The Intruder went on, carrying the hammer with both hands, stepping up to the pyramid of Yeer, or Sweetwater, himself.

Yeer turned his mind to meet his doom as calmly as possible.

"I have served the worlds all my long life. I will surrender to the void."

"You will soon be void, fool!"

The hammer rose high. With Sweetwater's death would go the spirit that protected the waters of the worlds.

And then Bazil arrived. He came in with the sword deployed, his arms strong once more. The Intruder had ignored him for too long. He brought the sword down in a great overhand stroke into the back of the Intruder's neck.

Any lesser thing would have been decapitated. On the vast Intruder the sword merely stuck fast, while Bazil was carried forward by the sheer impetus of his charge and lost his grip on the sword.

The Intruder screamed and dropped its hammer, which sank partway into the soft ground. Reaching up with huge hands the great golemoid tore the blade free while it screamed again to the heavens. From the wound streamed a great cloud of dark vapor.

Bazil reached back, got a hand on Ecator's handle, and ripped the blade out of the Intruder's hand.

Taken by surprise, it was late in riposte, and its huge hand swung past him harmlessly as he ducked away. He came back with Ecator in another driving thrust, this time right into the midriff of the thing.

The sword went home. To pull it out Bazil had to put a foot up on the Intruder's clifflike chest and heave. There wasn't quite enough time for this maneuver, and the Intruder seized him by the neck and struck him with its fist.

Bazil went backwards—still holding the sword—then sat down with a crash. Hot rock flowed away from the impact point.

The Intruder, visibly slowed by its wounds, bent down to pick up the hammer.

Bazil suffered a momentary loss of his senses. He could see nothing, hear nothing. Panicked, he almost succumbed to fear; but then he forced himself to reconnect, as he had done before when boy reached him. It took a few anxious moments, but then he had it and recovered his faculties with a snap. Slowly he began to move, but the Intruder had pulled the hammer free of the surface rock and was moving toward Bazil, hammer raised high. Bazil would never make it in time.

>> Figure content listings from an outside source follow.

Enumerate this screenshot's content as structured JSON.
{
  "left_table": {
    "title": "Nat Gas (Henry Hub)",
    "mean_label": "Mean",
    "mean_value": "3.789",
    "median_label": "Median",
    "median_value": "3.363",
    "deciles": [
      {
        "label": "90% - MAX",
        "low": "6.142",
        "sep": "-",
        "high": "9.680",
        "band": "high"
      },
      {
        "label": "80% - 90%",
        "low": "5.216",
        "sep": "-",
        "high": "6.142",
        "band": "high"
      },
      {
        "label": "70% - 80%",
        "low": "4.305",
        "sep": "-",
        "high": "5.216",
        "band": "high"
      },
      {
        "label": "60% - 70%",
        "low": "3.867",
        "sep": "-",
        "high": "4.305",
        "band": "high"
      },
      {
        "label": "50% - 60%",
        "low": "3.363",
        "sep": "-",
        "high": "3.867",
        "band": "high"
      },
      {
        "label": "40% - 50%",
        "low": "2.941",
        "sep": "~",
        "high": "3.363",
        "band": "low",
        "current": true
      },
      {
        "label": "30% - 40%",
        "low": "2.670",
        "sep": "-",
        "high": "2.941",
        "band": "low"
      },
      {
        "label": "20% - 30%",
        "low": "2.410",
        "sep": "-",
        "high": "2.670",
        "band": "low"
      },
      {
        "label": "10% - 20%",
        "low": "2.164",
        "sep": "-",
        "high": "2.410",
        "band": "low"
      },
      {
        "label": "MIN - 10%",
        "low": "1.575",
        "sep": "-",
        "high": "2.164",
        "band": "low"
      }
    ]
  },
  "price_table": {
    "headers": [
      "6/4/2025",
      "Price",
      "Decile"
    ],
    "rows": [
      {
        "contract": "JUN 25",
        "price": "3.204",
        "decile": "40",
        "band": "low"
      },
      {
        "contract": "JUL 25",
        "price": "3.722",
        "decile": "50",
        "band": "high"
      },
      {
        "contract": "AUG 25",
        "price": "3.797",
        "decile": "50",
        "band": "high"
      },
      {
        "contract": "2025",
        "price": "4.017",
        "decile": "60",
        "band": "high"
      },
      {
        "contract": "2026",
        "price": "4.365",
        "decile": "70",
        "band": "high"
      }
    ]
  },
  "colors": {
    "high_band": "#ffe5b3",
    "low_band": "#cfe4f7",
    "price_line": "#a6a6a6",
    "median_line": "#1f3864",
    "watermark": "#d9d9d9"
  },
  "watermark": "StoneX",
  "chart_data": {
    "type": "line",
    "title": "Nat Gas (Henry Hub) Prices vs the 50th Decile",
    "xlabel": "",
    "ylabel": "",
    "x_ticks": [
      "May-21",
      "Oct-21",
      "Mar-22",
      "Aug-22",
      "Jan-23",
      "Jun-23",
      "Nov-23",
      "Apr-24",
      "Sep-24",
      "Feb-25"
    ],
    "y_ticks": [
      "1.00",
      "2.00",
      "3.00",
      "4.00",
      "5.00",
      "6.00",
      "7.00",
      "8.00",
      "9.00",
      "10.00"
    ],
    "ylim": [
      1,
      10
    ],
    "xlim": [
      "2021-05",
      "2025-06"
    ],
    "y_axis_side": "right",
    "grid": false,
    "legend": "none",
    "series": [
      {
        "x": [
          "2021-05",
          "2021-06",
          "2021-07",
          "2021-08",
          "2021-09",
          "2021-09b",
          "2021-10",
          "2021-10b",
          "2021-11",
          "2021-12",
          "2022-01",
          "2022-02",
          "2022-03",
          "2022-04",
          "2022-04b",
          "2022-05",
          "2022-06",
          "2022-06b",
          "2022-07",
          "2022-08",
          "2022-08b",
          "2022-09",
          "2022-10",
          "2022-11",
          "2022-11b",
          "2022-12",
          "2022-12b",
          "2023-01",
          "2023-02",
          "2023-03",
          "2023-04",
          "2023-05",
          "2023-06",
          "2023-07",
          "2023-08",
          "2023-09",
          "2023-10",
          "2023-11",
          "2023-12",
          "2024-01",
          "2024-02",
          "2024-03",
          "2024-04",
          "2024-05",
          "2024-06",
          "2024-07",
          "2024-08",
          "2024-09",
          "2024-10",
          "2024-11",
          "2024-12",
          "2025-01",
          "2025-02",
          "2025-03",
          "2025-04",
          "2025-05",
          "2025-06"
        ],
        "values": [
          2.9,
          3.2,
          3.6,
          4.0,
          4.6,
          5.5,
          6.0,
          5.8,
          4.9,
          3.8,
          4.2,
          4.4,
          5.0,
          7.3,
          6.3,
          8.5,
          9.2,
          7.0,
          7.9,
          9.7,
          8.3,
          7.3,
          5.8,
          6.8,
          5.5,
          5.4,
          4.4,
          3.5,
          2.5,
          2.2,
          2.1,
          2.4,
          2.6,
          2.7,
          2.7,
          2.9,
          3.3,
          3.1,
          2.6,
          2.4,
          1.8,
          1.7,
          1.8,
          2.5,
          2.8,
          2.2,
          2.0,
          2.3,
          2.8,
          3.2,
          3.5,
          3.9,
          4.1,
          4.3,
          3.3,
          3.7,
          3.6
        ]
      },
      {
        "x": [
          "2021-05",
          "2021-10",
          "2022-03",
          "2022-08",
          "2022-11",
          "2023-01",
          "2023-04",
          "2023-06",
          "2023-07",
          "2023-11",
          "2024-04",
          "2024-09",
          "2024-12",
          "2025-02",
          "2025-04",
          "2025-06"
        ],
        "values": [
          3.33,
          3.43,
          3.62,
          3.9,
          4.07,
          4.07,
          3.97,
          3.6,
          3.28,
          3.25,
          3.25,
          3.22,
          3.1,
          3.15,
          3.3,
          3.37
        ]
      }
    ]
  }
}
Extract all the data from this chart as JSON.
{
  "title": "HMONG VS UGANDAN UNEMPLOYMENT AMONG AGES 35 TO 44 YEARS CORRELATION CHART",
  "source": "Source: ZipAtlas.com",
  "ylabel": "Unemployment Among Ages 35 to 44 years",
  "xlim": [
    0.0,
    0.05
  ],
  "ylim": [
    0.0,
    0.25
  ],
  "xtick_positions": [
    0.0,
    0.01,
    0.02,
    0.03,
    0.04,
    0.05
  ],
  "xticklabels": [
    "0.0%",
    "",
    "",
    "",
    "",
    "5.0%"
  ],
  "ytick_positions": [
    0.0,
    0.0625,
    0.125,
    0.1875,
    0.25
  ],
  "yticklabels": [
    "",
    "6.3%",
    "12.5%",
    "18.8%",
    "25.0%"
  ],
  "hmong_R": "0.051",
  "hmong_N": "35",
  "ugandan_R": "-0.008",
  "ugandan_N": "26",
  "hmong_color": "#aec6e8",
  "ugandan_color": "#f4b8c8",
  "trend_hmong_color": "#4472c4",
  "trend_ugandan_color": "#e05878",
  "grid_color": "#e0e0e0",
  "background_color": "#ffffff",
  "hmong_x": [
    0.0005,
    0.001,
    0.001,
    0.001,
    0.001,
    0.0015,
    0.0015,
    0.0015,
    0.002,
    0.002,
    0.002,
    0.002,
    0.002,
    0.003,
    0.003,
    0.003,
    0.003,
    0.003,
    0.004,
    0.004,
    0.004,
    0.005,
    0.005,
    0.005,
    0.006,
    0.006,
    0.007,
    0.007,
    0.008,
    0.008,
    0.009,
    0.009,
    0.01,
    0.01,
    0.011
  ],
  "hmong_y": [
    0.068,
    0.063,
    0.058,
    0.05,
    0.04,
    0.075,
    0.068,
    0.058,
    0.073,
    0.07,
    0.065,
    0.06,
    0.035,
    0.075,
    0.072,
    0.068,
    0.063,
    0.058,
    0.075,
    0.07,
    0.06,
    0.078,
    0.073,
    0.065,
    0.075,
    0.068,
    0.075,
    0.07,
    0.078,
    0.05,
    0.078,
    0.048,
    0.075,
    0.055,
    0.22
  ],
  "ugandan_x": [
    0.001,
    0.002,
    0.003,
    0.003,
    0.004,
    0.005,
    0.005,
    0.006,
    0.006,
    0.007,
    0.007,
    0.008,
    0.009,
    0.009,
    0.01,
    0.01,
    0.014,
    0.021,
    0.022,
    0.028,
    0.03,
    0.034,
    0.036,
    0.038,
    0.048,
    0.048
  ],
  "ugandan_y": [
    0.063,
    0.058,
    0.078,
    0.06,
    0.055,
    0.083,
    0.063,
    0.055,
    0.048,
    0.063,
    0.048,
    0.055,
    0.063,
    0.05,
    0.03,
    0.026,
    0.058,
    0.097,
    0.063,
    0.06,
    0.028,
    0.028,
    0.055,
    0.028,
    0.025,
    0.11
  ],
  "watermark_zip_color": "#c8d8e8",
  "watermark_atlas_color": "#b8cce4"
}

The wound in the Intruder's head was a near-vertical slice, like a crack in a cliff wall. As the Intruder hefted the great hammer, the crack widened and flexed. The Integument was self-healing, but it would take time to recover from a blow like that, in particular from Ecator.

Relkin leaped once again and got a foot on the giant's leg somewhere and boosted himself to the shoulder. He heaved himself to his feet and caught hold of the upper edge of the wound.

As it stood over the fallen dragon, the Intruder was intent on raising the hammer. Relkin heaved back on the integument and the great gash widened. He raised his own sword and severed a cluster of thick tubes embedded in the dark material. Everything was shriveling and sending up black smoke as the hot air entered the wound. Relkin cut down even farther and was able to push himself into the wound, cutting deeper as he went.